Swear on This Life

From All the Roads Between

The year I turned fifty, my husband, David, died in a car wreck. Suddenly, my unremarkable, ordinary marriage was over, and I was left alone in my unremarkable, ordinary life. I had spent my adult life taking care of a man I wasn’t sure I had ever really loved.

Ever since David and I had graduated from high school in the Bay Area, we had moved around from city to city, following David’s long career in the military. He was gone a lot, and since we never had children, I was alone a lot. I would think of Jax often—his sweet face and the hope he had in his eyes as he pleaded with me to leave it all behind that night in Ohio. I walked through life with that guilt, wondering if he had ever forgiven me. I prayed he had moved on and that he had found peace out there on the long dirt road.

I couldn’t bring myself to call or write to him because I was afraid that he hated me. If I knew he hated me, I wouldn’t be able to go on. All I could do was hope he understood that I did what I did for him . . . so that he could rise to his potential without me weighing him down.

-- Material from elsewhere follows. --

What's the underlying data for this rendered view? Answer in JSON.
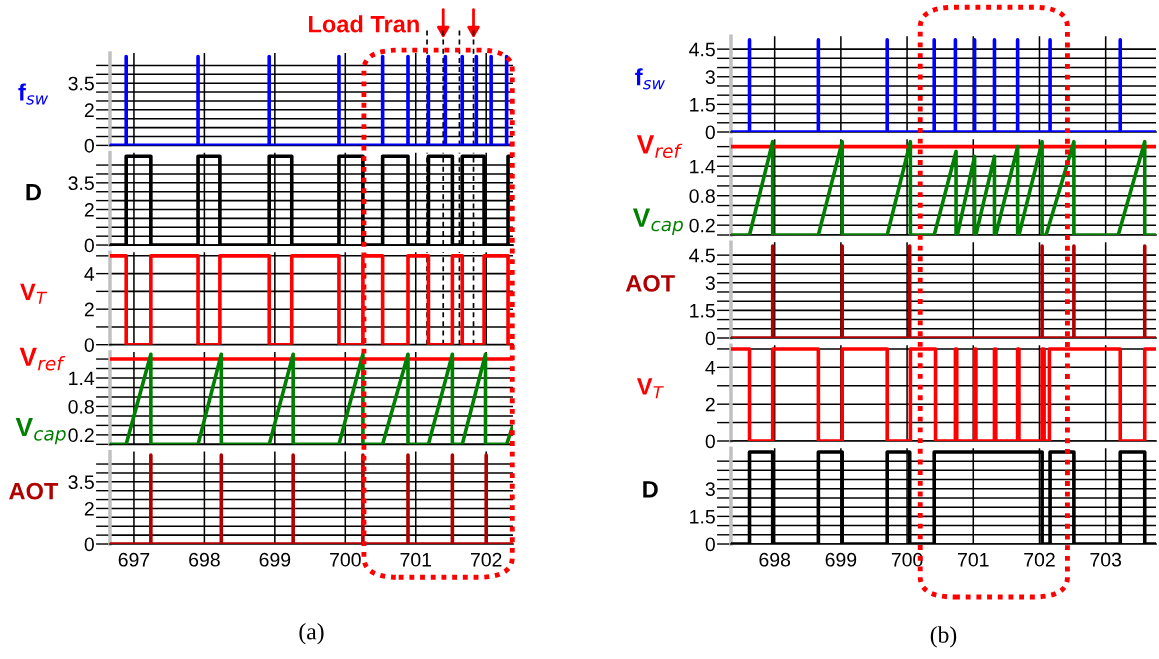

Later that same year, my father died in jail. The bill I received for his cremation costs was my only notification that the whiskey monster had been laid to rest. I didn’t even know what he had died from, and I didn’t attempt to find out. I sent a check and breathed a sigh of relief. It’s easy to let yourself become the burden of your own life, especially when you were given the label of being a burden by your parents before you could even reject it. I was technically free—of the husband I had settled for, of the father who had sent me down this life path. But I didn’t feel free. My adult life wasn’t tragic, but I could never allow it to be extraordinary either. My self-imposed penance kept me from the bliss that Jax and I dreamed about finding together as we lay in the fields near the creek all those summers ago.

I regretted not looking for my mother, Diana, and making peace with her, but more than anything, I regretted a life without Jax. I would have taken the hardships on the dirt road just to be with him.

Three years after David passed away, I moved back to Ohio, to New Clayton. I didn’t have much to retire on, so I had to get a job at a diner in town, waiting tables. I was at the Salvation Army looking for a pair of comfortable shoes to work in when I passed the used books section. There, front and center, almost placed purposefully for me, was a book with a couple embracing on the cover. The title was First Love Never Dies. But what really caught my attention was the author’s name. Jackson Fisher.

Suddenly, I was fifteen again. It had been thirty-eight years since I’d said his name out loud. “Jackson Fisher,” I whispered. My hand shook violently as I reached for the book. It had an old picture of Jackson on the back, maybe in his twenties. It had been published more than twenty-five years ago. I felt gutted—





12. You Might Find the Truth


I slammed the book shut in the middle of the sentence. I was crying hysterically and couldn’t bear to read further. Why was there so much regret for Emerson when she had made these choices herself? Hugging the book to my chest, I sobbed and sobbed.

Jase had been saying that he had written it for me, but because the details were different, I hadn’t believed him until now. Yet I wasn’t totally na?ve; I could see the parallels in my and Emerson’s circumstances. But there was a scared little girl inside of me who couldn’t accept the fact that someone actually loved her enough to write an entire book to help her heal.

Dawn would arrive in a few hours, but instead of going to sleep, I began to put a plan together.


THE NEXT MORNING, I marched through the parking lot at UCSD, full of resolve. I found Professor James in his office, sitting in his high-back leather chair near the window, looking out at the campus. Since he was the department head, I had to come to him first.

“Professor?”

He looked up. “Emiline. Come in.”

I walked in and stood across from his desk as he peered up at me over his bifocals. “Can I talk to you?” I asked.

“Sure. Have a seat.” He gestured to the chair across from him.

I sat down, clasped my hands together, and stared into my lap. “I want to write something real, I just don’t know what it is yet. I need to take a sabbatical.”

He chuckled. “You’re not a full professor, and you can’t take a sabbatical in the middle of the term.”

“Honestly, I need to do some soul-searching.”

“Famous last words,” he said sternly.

“Professor, I don’t even know if I’m a writer. I think I might just be a really good reader.” I searched his eyes, looking for affirmation.

He held my gaze for a long time. “Emiline, you’re absolutely a writer, but you need to know what the hell you’re writing about, and who your audience is.”